Chinese president stands by Suu Kyi
NAYPYIDAW, MYANMAR: China and Myanmar inked dozens of mammoth infrastructure and trade deals after a meeting on Saturday between President Xi Jinping and leader Aung San Suu Kyi, as Beijing doubles down on its support for a government under fire for its treatment of Rohingya Muslims.
The Chinese leader’s two-day state visit to Myanmar’s purposebuilt capital comes as Western investors cast a wide berth around the country due to the
Rohingya crisis.
A 2017 military crackdown on the Muslim minority, which UN investigators have called genocide, forced some 740,000 people over the border into Bangladesh.
Beijing has stood strongly beside Myanmar and the Asian giant is now the country’s largest investor even as distrust of its ambitions lingers among the public. More than 30 agreements were signed on Saturday, Xi’s final day of his visit.
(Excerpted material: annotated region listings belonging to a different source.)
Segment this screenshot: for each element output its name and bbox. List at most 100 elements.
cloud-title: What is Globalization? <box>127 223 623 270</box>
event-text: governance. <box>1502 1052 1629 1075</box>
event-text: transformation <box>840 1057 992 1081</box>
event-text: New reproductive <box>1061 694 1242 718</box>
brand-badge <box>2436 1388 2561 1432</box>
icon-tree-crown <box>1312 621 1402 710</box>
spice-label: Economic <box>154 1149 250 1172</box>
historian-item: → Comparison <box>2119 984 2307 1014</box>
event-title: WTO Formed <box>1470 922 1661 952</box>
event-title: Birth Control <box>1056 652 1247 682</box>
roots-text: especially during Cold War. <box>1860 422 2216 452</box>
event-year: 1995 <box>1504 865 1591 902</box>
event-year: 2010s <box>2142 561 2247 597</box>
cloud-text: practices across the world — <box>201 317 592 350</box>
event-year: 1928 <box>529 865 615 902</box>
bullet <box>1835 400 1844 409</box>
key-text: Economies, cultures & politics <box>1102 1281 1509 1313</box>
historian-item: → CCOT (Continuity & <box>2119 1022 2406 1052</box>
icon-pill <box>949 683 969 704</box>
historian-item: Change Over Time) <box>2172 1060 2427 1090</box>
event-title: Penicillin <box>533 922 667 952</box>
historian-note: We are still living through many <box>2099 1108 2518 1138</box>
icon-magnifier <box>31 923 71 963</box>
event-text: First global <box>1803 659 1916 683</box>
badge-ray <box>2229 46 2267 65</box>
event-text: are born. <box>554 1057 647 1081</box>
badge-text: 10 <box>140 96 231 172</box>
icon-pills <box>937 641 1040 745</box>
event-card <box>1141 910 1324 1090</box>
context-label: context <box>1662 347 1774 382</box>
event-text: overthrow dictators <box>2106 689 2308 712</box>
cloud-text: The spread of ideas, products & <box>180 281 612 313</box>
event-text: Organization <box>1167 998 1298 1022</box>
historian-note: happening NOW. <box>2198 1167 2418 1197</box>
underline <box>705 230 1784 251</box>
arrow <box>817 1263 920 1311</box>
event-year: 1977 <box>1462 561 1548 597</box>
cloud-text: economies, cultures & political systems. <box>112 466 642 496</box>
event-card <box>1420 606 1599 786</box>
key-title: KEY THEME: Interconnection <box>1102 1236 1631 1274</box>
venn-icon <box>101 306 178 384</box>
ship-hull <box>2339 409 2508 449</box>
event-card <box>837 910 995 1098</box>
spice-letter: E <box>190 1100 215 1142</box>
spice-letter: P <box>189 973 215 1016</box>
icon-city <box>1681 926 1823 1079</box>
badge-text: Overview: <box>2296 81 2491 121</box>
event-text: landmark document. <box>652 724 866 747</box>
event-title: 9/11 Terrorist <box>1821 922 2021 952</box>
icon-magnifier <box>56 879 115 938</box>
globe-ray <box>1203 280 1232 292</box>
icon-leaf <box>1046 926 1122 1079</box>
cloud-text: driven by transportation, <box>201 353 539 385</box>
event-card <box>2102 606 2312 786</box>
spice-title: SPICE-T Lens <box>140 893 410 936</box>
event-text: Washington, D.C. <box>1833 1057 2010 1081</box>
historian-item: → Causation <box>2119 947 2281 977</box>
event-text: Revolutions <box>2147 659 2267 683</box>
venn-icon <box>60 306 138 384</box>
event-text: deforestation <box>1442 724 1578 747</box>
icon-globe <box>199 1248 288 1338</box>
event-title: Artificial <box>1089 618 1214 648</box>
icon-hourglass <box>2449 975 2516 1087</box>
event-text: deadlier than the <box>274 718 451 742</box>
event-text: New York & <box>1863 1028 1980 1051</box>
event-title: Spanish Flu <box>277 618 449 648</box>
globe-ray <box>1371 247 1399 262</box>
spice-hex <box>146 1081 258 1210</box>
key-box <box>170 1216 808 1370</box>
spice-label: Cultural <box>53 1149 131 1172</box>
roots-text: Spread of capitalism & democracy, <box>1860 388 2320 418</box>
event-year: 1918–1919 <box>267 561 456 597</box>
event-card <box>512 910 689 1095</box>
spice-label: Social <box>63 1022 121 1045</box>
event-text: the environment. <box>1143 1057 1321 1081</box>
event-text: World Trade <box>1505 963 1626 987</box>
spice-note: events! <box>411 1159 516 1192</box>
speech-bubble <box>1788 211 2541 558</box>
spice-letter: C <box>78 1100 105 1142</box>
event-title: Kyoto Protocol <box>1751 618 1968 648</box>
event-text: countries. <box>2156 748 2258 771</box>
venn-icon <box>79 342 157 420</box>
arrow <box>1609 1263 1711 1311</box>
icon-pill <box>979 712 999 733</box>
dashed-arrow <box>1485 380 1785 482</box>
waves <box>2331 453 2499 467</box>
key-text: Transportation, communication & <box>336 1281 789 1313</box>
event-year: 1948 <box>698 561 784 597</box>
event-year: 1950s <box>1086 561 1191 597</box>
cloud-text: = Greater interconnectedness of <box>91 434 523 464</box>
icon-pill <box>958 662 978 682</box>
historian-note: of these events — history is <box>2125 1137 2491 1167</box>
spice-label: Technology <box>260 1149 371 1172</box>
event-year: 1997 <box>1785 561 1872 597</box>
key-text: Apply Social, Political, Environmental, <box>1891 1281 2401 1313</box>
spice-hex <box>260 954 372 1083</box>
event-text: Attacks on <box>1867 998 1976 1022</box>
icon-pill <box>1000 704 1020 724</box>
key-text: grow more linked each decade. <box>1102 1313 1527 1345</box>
Details on the amount of the package were scant but among the 33 deals was a concession and shareholders agreement on the $1.3 billion-dollar Kyaukhphyu deep-sea port and economic zone.
After arriving on Friday Xi called the visit a “historical moment” for relations between the two neighbours, according to state-run newspaper the Global New Light of Myanmar.
Myanmar leader Suu Kyi said the country will always be at China’s side. “It goes without saying that a neighbouring country has no other choice, but to stand together till the end of the world,” she said during a celebration late Friday.